Organic chemists have been making (more or less pure) molecules for the best part of 180 years. Occasionally, these ancient samples are unearthed in cupboards, and then the hunt for their origin starts. I have previously described tracking down the structure of a 120 year-old sample of a naphthalene derivative. But I visited a colleague’s office today, and recollected having seen a well-made wooden display cabinet there on a previous visit. Today I took a photo of one of the samples:
No date, no name, but a structure! As I noted before, when it comes to structures, you have to research the conventions (and numbering) used at the time. Thus note the apparent cyclohexane rings, the N(Me)2 group and the lack of stereochemistry around the alkenes. The former dates the sample to before 1950, whilst the use of Me to mean methyl puts it in the 20th century. Which is shame, since it had been known as the “Hofmann” collection, meaning some sort association with August von Hofmann, the first professor of organic chemistry in the UK, who occupied that position from 1845-1864. Samples that old are very rare. The one above by the way is very deep green (the photo does not do it justice), and very crystalline! Tracing the history of where the display cabinet might have been did indeed reveal that it probably started its life at the same institute as Hofmann was working in (and where I now work), but little more than this was known about it.

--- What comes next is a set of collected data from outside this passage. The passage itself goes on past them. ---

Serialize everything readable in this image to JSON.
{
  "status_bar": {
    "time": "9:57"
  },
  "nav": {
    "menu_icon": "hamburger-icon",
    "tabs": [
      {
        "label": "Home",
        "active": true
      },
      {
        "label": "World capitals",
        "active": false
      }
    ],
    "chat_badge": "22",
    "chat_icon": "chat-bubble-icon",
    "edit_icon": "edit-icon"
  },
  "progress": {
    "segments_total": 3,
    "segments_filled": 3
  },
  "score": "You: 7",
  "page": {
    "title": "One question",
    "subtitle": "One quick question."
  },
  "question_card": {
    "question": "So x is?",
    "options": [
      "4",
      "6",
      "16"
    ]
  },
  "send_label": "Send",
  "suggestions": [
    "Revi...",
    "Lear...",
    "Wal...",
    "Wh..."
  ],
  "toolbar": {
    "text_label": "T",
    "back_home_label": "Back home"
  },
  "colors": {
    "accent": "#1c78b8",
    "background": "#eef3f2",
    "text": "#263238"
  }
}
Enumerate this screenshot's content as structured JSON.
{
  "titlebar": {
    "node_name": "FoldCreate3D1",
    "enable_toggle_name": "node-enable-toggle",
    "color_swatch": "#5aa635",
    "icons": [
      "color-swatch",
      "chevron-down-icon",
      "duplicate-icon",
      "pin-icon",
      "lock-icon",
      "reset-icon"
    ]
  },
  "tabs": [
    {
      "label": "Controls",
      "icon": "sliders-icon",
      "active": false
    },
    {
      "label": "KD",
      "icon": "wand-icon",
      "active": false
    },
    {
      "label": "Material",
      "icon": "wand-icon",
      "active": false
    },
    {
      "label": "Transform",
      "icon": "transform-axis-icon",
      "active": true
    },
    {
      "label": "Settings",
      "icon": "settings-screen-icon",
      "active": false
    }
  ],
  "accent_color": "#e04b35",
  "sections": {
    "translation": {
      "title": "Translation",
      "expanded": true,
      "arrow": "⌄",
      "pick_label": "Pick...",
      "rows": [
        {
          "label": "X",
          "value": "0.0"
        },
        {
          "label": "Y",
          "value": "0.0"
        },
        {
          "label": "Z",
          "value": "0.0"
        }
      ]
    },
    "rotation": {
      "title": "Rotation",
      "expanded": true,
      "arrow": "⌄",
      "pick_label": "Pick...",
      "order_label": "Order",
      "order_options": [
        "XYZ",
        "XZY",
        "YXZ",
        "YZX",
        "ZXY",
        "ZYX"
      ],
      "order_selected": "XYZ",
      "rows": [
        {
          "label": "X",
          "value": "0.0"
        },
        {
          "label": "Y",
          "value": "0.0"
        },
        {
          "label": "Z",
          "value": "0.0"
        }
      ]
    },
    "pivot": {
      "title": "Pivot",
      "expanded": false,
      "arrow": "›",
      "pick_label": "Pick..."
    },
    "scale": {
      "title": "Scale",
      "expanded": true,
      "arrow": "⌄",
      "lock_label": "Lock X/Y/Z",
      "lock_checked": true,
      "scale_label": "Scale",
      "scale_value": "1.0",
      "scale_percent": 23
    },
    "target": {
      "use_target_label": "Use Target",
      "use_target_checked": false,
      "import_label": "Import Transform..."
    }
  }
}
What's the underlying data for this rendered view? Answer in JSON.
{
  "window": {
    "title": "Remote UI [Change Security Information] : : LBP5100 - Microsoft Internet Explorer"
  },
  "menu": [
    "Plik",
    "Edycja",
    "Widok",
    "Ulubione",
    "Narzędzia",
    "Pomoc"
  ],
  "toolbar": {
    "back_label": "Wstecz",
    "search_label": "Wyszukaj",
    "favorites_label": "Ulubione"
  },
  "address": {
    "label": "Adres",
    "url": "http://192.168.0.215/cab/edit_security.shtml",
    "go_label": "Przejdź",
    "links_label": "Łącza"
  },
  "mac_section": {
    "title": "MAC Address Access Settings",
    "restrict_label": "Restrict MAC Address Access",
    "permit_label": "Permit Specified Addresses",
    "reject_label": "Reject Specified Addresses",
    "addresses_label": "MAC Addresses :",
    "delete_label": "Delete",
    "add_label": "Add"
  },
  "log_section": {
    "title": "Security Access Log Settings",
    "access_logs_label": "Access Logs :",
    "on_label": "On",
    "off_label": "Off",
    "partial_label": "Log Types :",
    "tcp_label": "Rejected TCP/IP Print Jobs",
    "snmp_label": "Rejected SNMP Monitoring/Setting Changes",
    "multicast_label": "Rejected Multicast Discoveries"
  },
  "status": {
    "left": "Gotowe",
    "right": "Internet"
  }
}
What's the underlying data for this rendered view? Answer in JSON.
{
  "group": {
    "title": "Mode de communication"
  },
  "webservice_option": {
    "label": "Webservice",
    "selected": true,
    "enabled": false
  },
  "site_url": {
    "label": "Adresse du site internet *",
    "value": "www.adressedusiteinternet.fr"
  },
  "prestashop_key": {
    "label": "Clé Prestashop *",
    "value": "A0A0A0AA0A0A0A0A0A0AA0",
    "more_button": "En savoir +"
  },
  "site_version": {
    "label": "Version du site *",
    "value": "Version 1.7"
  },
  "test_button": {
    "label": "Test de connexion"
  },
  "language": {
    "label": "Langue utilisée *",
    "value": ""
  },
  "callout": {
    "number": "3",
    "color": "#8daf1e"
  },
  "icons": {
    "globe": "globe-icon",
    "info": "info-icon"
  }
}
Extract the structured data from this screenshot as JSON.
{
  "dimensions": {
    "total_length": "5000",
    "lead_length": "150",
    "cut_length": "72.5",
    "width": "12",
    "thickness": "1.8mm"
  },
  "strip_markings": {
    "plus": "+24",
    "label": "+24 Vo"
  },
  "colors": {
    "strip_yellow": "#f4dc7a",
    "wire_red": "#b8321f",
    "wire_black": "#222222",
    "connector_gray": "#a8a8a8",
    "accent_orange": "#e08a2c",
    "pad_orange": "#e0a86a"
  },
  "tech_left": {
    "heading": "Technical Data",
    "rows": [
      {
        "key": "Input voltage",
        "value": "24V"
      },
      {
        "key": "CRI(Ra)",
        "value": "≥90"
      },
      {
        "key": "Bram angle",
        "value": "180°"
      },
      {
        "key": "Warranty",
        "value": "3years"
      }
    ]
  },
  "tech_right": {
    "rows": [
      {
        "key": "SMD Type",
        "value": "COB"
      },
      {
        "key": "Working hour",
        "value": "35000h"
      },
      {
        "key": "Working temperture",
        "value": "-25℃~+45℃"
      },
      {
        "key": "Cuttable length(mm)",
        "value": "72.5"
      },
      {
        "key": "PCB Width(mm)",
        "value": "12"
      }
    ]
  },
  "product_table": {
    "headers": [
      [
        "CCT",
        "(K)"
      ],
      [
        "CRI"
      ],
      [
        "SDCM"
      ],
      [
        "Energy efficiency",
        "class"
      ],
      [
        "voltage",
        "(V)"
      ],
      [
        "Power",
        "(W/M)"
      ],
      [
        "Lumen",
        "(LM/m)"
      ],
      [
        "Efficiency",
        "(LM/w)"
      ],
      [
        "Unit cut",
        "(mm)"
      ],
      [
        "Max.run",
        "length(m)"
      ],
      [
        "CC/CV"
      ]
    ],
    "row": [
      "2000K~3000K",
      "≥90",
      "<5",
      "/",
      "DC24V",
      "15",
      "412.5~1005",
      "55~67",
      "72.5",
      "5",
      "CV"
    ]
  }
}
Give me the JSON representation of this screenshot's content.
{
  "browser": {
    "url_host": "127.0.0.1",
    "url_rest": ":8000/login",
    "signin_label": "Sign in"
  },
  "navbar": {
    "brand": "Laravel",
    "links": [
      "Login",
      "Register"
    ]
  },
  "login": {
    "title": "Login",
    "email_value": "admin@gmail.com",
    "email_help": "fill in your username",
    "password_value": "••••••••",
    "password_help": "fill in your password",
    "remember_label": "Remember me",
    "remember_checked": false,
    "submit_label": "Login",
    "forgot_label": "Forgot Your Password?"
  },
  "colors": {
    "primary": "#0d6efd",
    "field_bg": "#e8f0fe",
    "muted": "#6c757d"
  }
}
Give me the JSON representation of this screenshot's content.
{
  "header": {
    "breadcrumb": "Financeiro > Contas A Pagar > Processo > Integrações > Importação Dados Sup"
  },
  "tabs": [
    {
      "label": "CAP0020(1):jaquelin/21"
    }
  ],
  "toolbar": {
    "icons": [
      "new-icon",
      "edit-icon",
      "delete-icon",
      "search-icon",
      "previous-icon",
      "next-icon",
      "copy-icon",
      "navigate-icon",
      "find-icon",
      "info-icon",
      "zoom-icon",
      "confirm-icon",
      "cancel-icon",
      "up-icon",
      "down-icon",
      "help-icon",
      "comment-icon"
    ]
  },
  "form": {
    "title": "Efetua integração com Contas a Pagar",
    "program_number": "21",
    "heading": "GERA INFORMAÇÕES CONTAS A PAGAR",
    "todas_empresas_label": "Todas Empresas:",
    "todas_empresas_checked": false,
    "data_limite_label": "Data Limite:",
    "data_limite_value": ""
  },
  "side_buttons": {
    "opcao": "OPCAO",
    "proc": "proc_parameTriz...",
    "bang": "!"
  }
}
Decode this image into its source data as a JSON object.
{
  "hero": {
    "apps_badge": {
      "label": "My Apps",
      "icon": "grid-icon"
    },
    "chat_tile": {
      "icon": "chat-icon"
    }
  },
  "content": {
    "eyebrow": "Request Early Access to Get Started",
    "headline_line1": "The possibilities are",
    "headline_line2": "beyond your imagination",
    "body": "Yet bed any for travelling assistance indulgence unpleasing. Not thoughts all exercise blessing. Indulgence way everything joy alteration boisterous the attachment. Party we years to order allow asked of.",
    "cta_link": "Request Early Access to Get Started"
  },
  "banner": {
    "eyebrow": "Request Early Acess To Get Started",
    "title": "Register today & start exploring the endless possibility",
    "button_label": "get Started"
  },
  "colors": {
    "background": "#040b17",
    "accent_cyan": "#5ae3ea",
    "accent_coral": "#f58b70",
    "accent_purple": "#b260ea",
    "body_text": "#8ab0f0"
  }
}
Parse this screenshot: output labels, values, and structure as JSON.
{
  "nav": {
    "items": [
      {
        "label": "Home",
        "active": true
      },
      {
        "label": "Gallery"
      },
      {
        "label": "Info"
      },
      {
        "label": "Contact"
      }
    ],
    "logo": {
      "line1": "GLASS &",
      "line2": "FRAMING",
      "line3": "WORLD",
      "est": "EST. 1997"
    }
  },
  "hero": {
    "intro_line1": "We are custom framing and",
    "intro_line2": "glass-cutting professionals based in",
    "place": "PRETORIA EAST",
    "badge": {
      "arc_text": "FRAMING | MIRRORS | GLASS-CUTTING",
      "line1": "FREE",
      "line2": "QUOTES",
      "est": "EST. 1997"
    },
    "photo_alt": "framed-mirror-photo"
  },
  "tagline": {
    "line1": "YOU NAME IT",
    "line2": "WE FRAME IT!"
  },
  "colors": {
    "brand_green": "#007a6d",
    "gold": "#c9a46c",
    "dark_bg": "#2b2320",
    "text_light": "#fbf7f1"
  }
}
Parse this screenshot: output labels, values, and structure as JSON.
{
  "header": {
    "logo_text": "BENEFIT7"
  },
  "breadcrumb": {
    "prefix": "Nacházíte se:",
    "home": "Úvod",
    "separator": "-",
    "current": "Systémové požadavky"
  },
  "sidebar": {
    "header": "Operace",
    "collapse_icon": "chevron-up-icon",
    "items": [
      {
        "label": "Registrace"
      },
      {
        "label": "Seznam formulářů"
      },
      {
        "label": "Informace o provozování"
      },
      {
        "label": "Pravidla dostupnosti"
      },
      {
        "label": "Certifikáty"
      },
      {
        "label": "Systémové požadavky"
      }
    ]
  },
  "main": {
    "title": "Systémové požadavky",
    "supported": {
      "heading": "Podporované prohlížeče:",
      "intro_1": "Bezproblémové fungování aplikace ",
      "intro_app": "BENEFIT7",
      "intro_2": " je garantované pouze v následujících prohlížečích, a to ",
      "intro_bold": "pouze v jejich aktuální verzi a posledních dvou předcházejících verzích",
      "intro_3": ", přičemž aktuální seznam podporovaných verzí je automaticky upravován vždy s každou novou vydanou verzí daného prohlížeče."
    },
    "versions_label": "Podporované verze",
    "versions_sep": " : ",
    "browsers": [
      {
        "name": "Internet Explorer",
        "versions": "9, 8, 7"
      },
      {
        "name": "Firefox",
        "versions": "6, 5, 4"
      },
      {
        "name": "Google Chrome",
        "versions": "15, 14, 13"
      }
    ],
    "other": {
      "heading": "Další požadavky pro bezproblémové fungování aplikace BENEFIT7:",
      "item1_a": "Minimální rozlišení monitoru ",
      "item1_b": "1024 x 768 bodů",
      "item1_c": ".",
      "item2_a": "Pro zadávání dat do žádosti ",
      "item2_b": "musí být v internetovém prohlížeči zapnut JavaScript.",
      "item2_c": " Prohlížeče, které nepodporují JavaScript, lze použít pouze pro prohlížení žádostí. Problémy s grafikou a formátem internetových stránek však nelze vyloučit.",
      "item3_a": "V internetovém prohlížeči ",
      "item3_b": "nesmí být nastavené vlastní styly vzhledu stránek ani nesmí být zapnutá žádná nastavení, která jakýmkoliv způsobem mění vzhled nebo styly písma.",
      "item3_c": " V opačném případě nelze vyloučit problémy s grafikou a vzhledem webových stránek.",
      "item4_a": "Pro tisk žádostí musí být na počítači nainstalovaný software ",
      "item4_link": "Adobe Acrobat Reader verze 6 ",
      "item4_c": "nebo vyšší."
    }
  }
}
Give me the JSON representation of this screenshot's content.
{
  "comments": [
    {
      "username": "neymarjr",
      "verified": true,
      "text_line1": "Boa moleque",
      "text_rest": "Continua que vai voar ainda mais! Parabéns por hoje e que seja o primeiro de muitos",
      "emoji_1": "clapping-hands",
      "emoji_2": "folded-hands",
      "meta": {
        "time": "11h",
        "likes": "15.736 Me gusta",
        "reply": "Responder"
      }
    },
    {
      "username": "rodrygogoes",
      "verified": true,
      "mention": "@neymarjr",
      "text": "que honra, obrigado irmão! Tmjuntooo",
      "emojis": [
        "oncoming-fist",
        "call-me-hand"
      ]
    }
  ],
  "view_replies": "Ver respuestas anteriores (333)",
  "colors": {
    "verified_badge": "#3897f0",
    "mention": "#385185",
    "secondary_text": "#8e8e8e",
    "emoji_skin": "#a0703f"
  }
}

A search of the Beilstein database (nowadays known as Reaxys) revealed a collection of samples corresponding to the above structure (with benzenes of course, not cyclohexanes), but co-crystallised with different molecules, and dating from 1921. These were known as the Heilbron collection, and this was encouraging, since Heilbron was indeed a successor to Hofmann, being active in the 1920s. During his career, he and his students probably made 100s, if not 1000s of compounds, so why did they go to the considerable expense of having beautiful wooden cases built to house these particular samples? Probably because the basic colour varied from yellow to black (perhaps 400nm difference in λmax) and for which they had no explanation! So, much like some people are cryofrozen in the hope an advanced civilisation might bring them back to life in the future, these samples were mounted in a display cabinet in the hope that someone would find out the origins of their variable colour.
Well, in 1984 (some 63 years after the event) researchers in the Technion-lsrael Institute of Technology, Haifa, came upon the 1921 article (but not the samples; if they read this they might be amazed that these still exist!), repeated (most of the) syntheses, and determined the crystal structure of three of the molecules (but conspicuously not the one above). One 3D structure is shown below. The colours were ascribed to charge-transfer interactions between the components of the molecules.As I noted previously, it is well worth preserving chemical samples for future generations (and sometimes that generation is 120 years in the future!). Sadly, health and safety aspects (real or imagined) mean that such collections are being lost to posterity at an every increasing rate. Soon, there may be no collections of old chemicals left. That would be indeed a loss to science. So if you know of a lovingly preserved case of old chemicals, go take a look at it. And if it’s in danger of being put in the skip, then rescue it. There is no telling what may be scientifically interesting about it.